Exclusive! Book Excerpt!


 Here’s an excerpt from my upcoming book to tantalize you and convince you to buy it!
 It’s Not Walking. Walking is a whole other thing.
I’ve probably said this before (and most likely will say it again) but if one more person says, “Look at you! You’re walking!” I’m gonna scream!  This, this thing that I do to ambulate from one place to another, this is not walking!  Not in any sense of the word.  This is getting around.  (as my friend/Operations Manager is fond of saying, “it’s a workaround; we’re really good at workarounds!”).  Walking is a whole other thing. 
Walking, in case you were unaware, is a complex exercise in which brain, muscle, tendon, nerve, bone, cartilage, and blood dance together, perfectly choreographed. Human walking is frequently described as “controlled falling.”  According to the American Physiology Society”…walking does not involve a simple sequence of alternating contractions in pairs of antagonistic muscles but involves complex and variable patterns of activity.”
Still not convinced?  Take a few steps and carefully observe. As you move forward you bend your knee slightly, pull up your foot starting with the heel rolling up to your toes and then using your hip propel yourself forward, generally with a great deal of grace and balance.  Take any of those myriad muscles, joints, etc. out of the equation and regular walking as we have evolved to do no longer exists.  It now becomes “getting around.”  In truth, I do walk with my left foot but I manage to drag my right foot along for the ride.  When I try to gently bend my right foot forward (which it doesn’t want to do) the action causes the right lower leg to jerk up marching style and the foot to curl inward resulting in putting the foot back down mostly on its side.  If I try to force the natural movements of a step I end up dragging my toes along the floor and if I’m walking on carpet that’s a recipe for tripping and/or stumbling.
I have a new appreciation for such a lowly activity as walking.  It is really poetry in motion compared to what I do.  And walking is only part of it.  I also can’t kneel, can’t squat down very well, have trouble rolling over in bed or on an exam table, crawling, and crouching under, and forget about getting down on the floor—at least on purpose!  Not only are these activities nearly impossible but painful as well.  So what you say?  Try picking something up that has fallen and rolled under a piece of furniture without squatting or kneeling.

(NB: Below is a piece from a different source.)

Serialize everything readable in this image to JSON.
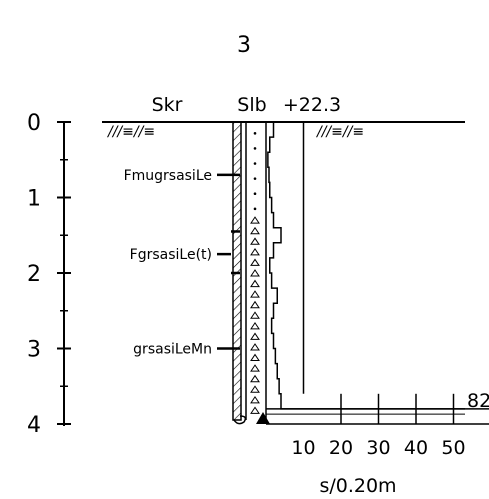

Stepping over even a bump in the sidewalk or down from a curb can be treacherous. I do not have good leverage with my right leg so getting into and out of a restaurant booth or theater seat is tough. I lack the finesse to stand and just place my right foot into a shoe or even put on pants.  I get tangled up in cords, table and chair legs, and other would-be obstacles. We can’t park too close to another car as I can no longer squeeze out through a narrow passage, not being able to bend my knee sufficiently or slide my foot and let out smoothly. There’s definitely no scrambling up on a step stool or ladder to reach something above my head.  And of course, driving—at least using my feet—is out of the question. As my last PT put it: “You should not be driving; I’m glad you’re not driving!”

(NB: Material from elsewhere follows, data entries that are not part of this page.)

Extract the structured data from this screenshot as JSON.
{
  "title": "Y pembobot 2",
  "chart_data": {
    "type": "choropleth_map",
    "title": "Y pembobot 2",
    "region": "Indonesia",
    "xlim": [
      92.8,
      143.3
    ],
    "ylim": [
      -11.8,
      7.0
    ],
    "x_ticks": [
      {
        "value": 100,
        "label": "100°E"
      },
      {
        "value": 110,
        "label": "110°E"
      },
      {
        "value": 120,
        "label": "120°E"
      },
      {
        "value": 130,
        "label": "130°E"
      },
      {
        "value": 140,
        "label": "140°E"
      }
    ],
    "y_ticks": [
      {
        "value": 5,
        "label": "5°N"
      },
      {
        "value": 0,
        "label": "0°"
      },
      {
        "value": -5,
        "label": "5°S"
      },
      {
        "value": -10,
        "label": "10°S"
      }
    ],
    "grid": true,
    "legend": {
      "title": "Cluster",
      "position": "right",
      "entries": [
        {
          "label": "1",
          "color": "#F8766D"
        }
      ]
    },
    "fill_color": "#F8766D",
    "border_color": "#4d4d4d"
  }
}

Perhaps the worst injustice: I am consigned to wearing only very flat, flexible shoes or “sturdy” ones which are large enough to accommodate my charming AFO.  No heels, slip-ons, boots or skimpy sandals for me.  And I have a pretty respectable collection of those! Every day I walk into my closet and am confronted by the Ferragamo’s, Eagles, Clarks, Italian Shoe Companies, and others that reside there.  It is as if their collectives eyes are gazing up at me; as if their collective voices are calling “remember”?  They are decidedly from before and as time goes on and more than one expert tells me that this is probably the best it is going to get I wonder if it isn’t the prudent thing to do to find a new home for them. But then I would walk into my closet and be confronted by sadly empty shoe shelves, looking as pathetic as when they were once filled with unused shoes.

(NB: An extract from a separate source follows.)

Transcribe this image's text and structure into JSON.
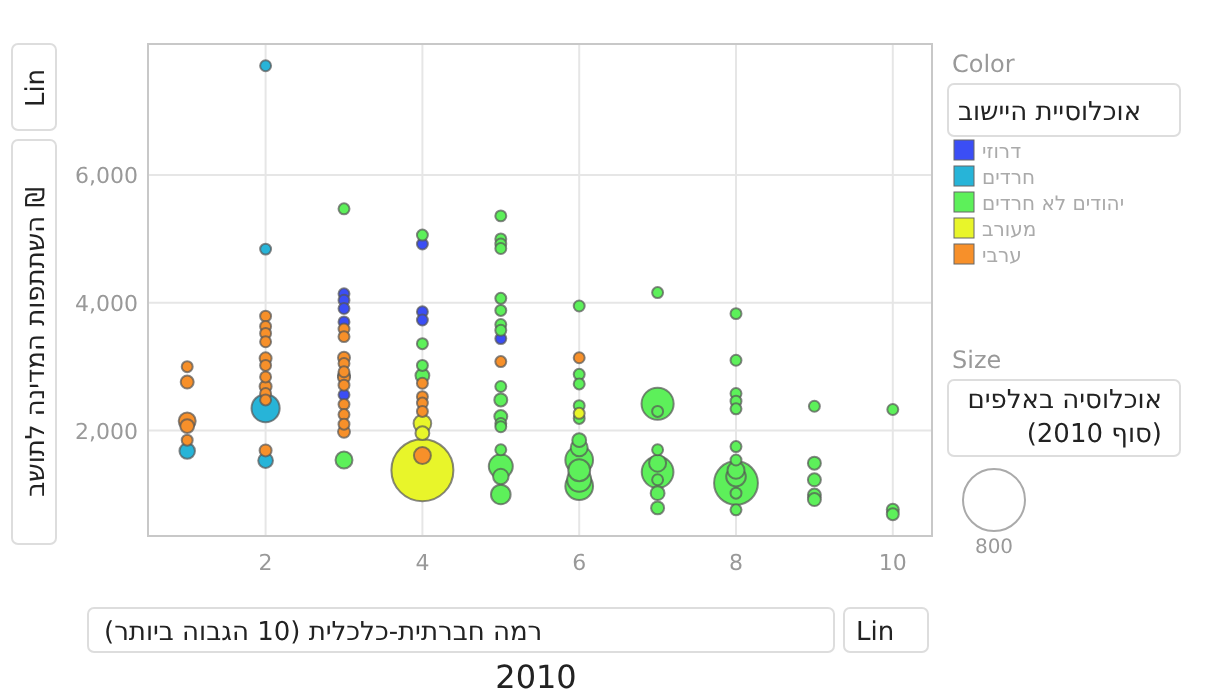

At a friend’s birthday party I mentioned this in conversation with another friend.  Her advice (because it seems that everyone has some for me these days!) was that I start by giving up just my least favorite shoes and as I buy new ones that work I gradually give up the rest, eliminating the dreaded empty-shelf syndrome.  Sound advice except…I’m also “paralyzed” by something similar to what families of coma victims must experience: when do you pull the plug?  What if you pull it and then they come up with a cure?  What if you pull it and then spend the rest of your life wondering if it was the right thing to do?